Taking the P out of Psychology

Earlier this week the American Psychological Association issued a statement clarifying some basic facts of psychology that statisticians and other scientists keep getting wrong.

No, wait, I might have that backwards.  It was the American Statistical Association that issued the statement, comprising six principles about the use of p values. It was aimed at scientists (social or otherwise) who all bristled with irritation at the ASA's condescension until they got to number two on the list and surreptitiously Googled the difference between "the probability of the data given the hypothesis" and "the probability of the hypothesis given the data".

All those whose scientific livelihood depends on producing p values below .05 are aware of the craziness of the situation. A study supported by a statistic with a p value of .049 is lauded as a breakthrough worthy of publication. But a p value of .051 means you're a terrible scientist churning out junk. Worryingly, this is not a huge exaggeration. Flick through a contemporary psychology journal and try to find a results section that doesn't include the magic p<.05.

When genius eugenicist Sir Ronald Fisher published Statistical Methods for Research Workers in 1925 he would have been astonished to learn that thousands of people nearly a century later would still be slavishly following his rules of thumb.

Ronald Fisher with a faraway look in his eye.

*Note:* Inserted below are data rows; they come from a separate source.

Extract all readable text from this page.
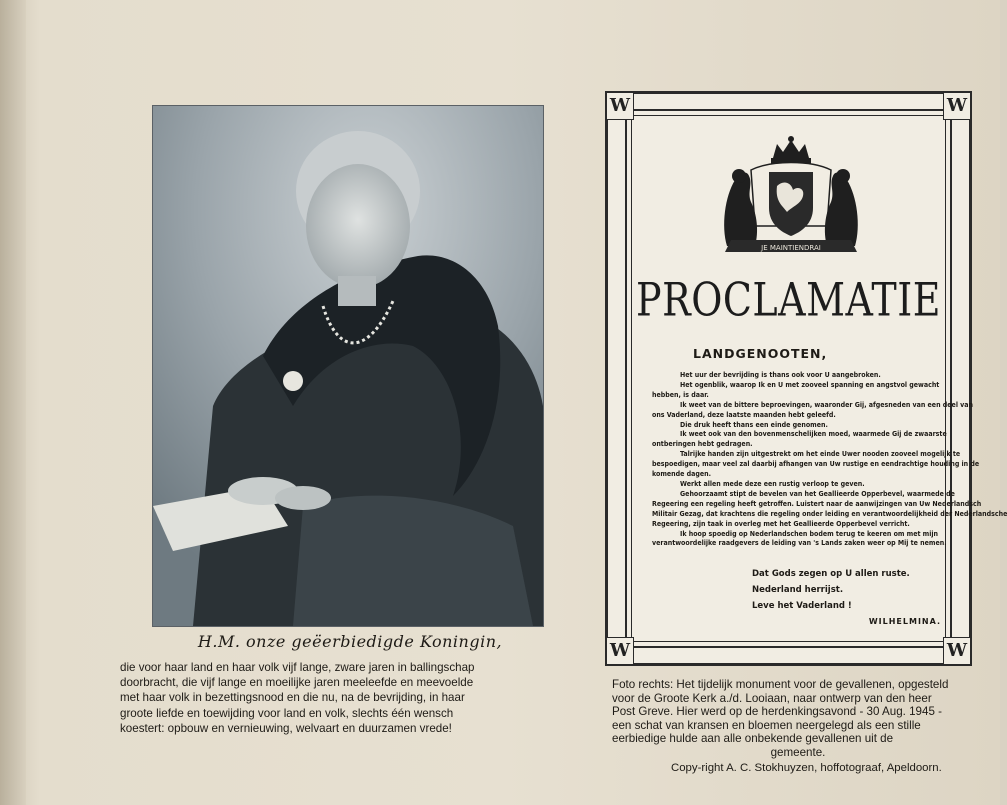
H.M. onze geëerbiedigde Koningin,
die voor haar land en haar volk vijf lange, zware jaren in ballingschap
doorbracht, die vijf lange en moeilijke jaren meeleefde en meevoelde
met haar volk in bezettingsnood en die nu, na de bevrijding, in haar
groote liefde en toewijding voor land en volk, slechts één wensch
koestert: opbouw en vernieuwing, welvaart en duurzamen vrede!
W	W
W	W
JE MAINTIENDRAI
PROCLAMATIE
LANDGENOOTEN,
Het uur der bevrijding is thans ook voor U aangebroken.
Het ogenblik, waarop Ik en U met zooveel spanning en angstvol gewacht
hebben, is daar.
Ik weet van de bittere beproevingen, waaronder Gij, afgesneden van een deel van
ons Vaderland, deze laatste maanden hebt geleefd.
Die druk heeft thans een einde genomen.
Ik weet ook van den bovenmenschelijken moed, waarmede Gij de zwaarste
ontberingen hebt gedragen.
Talrijke handen zijn uitgestrekt om het einde Uwer nooden zooveel mogelijk te
bespoedigen, maar veel zal daarbij afhangen van Uw rustige en eendrachtige houding in de
komende dagen.
Werkt allen mede deze een rustig verloop te geven.
Gehoorzaamt stipt de bevelen van het Geallieerde Opperbevel, waarmede de
Regeering een regeling heeft getroffen. Luistert naar de aanwijzingen van Uw Nederlandsch
Militair Gezag, dat krachtens die regeling onder leiding en verantwoordelijkheid der Nederlandsche
Regeering, zijn taak in overleg met het Geallieerde Opperbevel verricht.
Ik hoop spoedig op Nederlandschen bodem terug te keeren om met mijn
verantwoordelijke raadgevers de leiding van 's Lands zaken weer op Mij te nemen.
Dat Gods zegen op U allen ruste.
Nederland herrijst.
Leve het Vaderland !
WILHELMINA.
Foto rechts: Het tijdelijk monument voor de gevallenen, opgesteld
voor de Groote Kerk a./d. Looiaan, naar ontwerp van den heer
Post Greve. Hier werd op de herdenkingsavond - 30 Aug. 1945 -
een schat van kransen en bloemen neergelegd als een stille
eerbiedige hulde aan alle onbekende gevallenen uit de
gemeente.
Copy-right A. C. Stokhuyzen, hoffotograaf, Apeldoorn.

Or has he spotted someone with a lesser "innate capacity for intellectual and emotional development" ?

Ronald Fisher with a faraway look in his eye. Or has he spotted someone with a lesser "innate capacity for intellectual and emotional development" ?

And rules of thumb they were. He considered a critical p value of .05 to be sensible, given that it was about two standard deviations from the mean (in a 2-tailed test with a normal distribution). But he was also clear that while this was a "test of significance", what that actually meant was that if replications of the study achieved similar p values, you were probably on to something.

To implement Fisher's method you would calculate a statistic and then consult the tables at the back of his book to see if your value was greater than the one given for a p value of .05. If it was, you could celebrate by writing p<.05 in your lab report, along with the superfluous "and thus we may reject the null hypothesis".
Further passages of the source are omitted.